Blocked External Drain Salisbury Portable May 2026
But the Canon had been a taxidermist. And the badger, Arthur recalled, had been a local legend—"Brock," the tame creature who visited the Close gardens for decades. It had vanished the same week the Canon died.
The second sign was the sound. A low, glugging gurgle from the external drain beneath the kitchen window, like a beast drinking the last of a puddle. After a week of unseasonal rain, the water didn't drain. It sat there, a murky, malevolent mirror reflecting the grey spire of the cathedral.

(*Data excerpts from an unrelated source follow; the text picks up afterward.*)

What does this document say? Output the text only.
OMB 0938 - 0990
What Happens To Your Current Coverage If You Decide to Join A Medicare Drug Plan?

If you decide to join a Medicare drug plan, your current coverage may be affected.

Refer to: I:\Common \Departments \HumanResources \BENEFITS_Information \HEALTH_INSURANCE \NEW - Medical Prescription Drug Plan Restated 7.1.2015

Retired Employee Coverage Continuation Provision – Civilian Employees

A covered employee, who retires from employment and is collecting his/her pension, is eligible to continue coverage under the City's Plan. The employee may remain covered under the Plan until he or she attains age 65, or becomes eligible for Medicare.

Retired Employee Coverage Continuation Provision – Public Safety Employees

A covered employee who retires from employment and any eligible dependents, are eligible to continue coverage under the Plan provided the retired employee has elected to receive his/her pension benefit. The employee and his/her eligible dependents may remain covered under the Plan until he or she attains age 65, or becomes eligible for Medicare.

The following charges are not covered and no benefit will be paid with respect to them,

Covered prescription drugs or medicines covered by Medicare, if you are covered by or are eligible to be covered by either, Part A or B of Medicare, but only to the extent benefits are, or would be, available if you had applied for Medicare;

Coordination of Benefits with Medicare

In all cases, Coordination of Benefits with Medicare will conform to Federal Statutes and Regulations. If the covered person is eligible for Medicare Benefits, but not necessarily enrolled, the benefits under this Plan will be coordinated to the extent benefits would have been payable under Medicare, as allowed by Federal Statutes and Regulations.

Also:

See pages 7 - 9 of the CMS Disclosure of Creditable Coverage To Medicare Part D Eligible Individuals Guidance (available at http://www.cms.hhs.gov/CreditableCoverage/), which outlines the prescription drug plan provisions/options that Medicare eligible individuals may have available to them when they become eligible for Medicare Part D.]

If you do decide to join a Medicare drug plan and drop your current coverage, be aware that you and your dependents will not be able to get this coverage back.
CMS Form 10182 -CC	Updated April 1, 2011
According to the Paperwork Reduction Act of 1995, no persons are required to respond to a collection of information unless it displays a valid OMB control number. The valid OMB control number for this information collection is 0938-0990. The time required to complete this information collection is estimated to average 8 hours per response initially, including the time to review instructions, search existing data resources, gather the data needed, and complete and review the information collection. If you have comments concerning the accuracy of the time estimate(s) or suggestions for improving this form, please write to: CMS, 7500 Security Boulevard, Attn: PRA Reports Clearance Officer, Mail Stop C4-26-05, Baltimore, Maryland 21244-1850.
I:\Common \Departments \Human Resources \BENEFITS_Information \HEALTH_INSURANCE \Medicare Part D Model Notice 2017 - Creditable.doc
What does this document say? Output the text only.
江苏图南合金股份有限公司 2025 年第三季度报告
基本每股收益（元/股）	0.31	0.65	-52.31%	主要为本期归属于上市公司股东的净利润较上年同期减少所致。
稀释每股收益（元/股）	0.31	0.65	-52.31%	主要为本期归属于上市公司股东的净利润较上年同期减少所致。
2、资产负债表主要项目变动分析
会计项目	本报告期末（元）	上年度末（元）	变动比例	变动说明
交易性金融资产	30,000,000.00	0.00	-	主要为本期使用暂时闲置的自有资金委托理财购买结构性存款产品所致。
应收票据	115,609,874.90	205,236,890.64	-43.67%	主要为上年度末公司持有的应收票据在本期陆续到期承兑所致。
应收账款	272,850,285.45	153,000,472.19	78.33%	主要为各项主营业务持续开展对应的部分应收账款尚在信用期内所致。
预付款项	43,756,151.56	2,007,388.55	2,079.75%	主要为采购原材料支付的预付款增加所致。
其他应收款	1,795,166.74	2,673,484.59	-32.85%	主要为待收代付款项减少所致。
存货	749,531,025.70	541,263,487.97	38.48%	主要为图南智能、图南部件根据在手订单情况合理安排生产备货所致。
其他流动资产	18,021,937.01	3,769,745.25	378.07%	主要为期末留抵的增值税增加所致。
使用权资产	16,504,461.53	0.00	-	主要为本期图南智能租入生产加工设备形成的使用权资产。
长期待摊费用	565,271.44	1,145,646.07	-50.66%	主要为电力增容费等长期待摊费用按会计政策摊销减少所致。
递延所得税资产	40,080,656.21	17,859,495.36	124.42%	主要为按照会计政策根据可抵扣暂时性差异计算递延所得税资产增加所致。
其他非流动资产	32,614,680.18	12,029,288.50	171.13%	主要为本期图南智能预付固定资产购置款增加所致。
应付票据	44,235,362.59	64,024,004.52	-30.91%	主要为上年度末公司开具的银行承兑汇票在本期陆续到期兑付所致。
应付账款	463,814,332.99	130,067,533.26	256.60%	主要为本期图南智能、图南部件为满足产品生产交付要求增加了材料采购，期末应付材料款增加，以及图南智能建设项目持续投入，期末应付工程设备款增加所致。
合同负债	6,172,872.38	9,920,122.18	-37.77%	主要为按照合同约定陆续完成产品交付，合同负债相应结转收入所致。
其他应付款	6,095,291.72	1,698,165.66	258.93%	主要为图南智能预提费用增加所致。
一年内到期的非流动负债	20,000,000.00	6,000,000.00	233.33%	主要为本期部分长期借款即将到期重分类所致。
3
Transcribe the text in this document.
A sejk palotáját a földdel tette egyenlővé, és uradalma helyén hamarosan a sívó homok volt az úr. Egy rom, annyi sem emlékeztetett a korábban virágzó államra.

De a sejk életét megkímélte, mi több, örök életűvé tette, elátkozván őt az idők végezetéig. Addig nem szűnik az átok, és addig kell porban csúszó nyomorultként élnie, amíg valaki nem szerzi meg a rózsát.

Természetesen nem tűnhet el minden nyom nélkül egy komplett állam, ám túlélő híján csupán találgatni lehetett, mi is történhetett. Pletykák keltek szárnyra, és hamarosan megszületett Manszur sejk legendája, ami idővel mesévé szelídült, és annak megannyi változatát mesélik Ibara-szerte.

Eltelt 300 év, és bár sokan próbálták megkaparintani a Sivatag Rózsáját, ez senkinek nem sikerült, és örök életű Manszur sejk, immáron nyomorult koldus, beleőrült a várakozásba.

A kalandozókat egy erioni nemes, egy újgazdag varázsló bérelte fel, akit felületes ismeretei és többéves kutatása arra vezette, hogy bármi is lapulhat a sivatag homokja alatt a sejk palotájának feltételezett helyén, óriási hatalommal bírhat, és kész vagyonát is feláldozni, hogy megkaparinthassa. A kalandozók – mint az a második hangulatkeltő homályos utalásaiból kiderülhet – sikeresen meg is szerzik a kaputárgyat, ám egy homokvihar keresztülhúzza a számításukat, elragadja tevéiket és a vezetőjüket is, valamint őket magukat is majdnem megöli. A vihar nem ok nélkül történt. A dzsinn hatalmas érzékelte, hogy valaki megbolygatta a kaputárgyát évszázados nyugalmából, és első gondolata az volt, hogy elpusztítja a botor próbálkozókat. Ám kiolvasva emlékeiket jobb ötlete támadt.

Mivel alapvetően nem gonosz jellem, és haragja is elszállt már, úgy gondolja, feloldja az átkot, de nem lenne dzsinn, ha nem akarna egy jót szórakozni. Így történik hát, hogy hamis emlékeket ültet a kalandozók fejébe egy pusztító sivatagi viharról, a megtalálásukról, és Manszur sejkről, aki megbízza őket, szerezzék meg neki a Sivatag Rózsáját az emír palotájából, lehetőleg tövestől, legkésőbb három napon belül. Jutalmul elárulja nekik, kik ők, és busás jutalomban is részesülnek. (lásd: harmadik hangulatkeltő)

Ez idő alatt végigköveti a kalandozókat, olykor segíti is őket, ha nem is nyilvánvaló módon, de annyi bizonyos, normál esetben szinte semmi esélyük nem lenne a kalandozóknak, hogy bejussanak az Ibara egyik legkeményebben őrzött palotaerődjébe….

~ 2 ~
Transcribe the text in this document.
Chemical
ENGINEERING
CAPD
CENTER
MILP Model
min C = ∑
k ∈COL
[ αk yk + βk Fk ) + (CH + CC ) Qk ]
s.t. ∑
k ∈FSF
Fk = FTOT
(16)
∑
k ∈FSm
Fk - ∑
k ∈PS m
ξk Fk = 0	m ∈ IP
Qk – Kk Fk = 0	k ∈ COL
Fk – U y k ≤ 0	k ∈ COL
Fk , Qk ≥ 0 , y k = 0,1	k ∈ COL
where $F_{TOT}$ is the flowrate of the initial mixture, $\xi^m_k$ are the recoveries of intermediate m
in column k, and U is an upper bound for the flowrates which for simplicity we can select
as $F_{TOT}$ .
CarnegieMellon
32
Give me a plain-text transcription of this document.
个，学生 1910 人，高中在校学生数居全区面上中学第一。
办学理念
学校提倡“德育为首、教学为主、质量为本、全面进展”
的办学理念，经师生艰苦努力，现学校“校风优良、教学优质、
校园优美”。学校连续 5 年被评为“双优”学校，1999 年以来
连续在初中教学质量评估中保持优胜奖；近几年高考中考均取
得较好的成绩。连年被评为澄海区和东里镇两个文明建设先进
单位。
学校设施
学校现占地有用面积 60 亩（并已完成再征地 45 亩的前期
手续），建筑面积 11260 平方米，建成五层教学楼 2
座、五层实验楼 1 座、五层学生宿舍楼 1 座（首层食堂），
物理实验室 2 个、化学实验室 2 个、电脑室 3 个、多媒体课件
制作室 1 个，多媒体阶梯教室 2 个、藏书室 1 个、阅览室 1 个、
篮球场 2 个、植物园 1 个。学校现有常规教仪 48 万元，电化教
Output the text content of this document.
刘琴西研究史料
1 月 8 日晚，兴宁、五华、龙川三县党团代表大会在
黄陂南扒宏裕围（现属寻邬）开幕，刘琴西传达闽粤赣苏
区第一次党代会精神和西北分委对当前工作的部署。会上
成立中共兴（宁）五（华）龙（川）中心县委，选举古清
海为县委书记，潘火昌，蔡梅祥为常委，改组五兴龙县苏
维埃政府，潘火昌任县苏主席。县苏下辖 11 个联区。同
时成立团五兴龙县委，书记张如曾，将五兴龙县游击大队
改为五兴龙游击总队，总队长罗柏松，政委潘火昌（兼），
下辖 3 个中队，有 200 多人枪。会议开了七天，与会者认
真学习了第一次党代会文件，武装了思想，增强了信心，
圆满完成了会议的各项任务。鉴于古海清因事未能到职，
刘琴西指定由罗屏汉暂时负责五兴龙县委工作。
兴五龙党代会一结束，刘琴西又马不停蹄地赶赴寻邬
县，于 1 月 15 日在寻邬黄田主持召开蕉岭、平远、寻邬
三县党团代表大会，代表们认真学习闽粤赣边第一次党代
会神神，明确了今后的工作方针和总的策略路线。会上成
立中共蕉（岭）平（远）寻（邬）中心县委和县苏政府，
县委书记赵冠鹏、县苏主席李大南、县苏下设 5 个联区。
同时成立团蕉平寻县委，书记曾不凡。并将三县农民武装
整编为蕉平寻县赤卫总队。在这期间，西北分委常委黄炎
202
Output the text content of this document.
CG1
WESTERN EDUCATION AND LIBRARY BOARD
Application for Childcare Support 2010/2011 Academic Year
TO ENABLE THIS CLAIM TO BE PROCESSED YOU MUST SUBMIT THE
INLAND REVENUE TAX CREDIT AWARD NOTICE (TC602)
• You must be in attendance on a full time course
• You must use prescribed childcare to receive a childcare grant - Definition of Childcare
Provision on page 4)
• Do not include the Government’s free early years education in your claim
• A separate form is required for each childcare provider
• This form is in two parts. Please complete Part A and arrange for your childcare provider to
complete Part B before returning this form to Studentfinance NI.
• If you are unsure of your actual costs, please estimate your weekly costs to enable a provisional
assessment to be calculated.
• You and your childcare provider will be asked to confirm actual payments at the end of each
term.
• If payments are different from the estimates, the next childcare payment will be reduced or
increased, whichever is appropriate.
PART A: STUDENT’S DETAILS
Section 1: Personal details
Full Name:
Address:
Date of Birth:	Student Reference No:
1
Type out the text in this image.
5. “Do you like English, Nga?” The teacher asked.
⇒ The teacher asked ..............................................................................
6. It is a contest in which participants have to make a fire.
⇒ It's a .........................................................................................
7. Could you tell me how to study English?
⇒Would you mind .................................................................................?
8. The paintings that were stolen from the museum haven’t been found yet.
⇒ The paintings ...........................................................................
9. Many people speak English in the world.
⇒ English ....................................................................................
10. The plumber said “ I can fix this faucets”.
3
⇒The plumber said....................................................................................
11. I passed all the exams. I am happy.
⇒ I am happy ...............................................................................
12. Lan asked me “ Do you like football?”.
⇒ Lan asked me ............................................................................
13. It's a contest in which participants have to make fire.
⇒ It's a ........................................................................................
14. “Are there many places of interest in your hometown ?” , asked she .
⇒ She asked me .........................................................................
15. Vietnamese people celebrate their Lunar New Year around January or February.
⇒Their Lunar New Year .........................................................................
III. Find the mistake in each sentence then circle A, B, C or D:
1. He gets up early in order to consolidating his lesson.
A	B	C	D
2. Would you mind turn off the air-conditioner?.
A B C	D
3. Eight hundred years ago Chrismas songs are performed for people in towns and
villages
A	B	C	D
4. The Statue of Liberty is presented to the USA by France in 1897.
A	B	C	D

Small. Pale. Not human, but too large for a cat. He stared. The empty eye sockets of a badger, its fur matted into a greasy shroud, stared back. Around its neck, a thin leather strap with a silver tag. blocked external drain salisbury
But Arthur was from a generation that solved things. He fetched his drain rods—wooden, inherited from his own father, a man who had fixed Spitfires. He knelt on the wet flagstones, the stench now a physical punch, and fed the rods into the black mouth of the drain.
He twisted. He pushed. The drain gave a great, heaving sigh—and vomited. But the Canon had been a taxidermist
Clunk. A soft, yielding resistance. Not hard blockage, but something… fleshy.
The home of the now-deceased Canon Timothy Wainwright. A man who had “fallen” from the tower gallery eighteen months ago. A ruled accident. A dizzy spell. The second sign was the sound
“It’s the council’s job,” his wife, Maureen, said from the warmth of the kitchen. “Phone them.”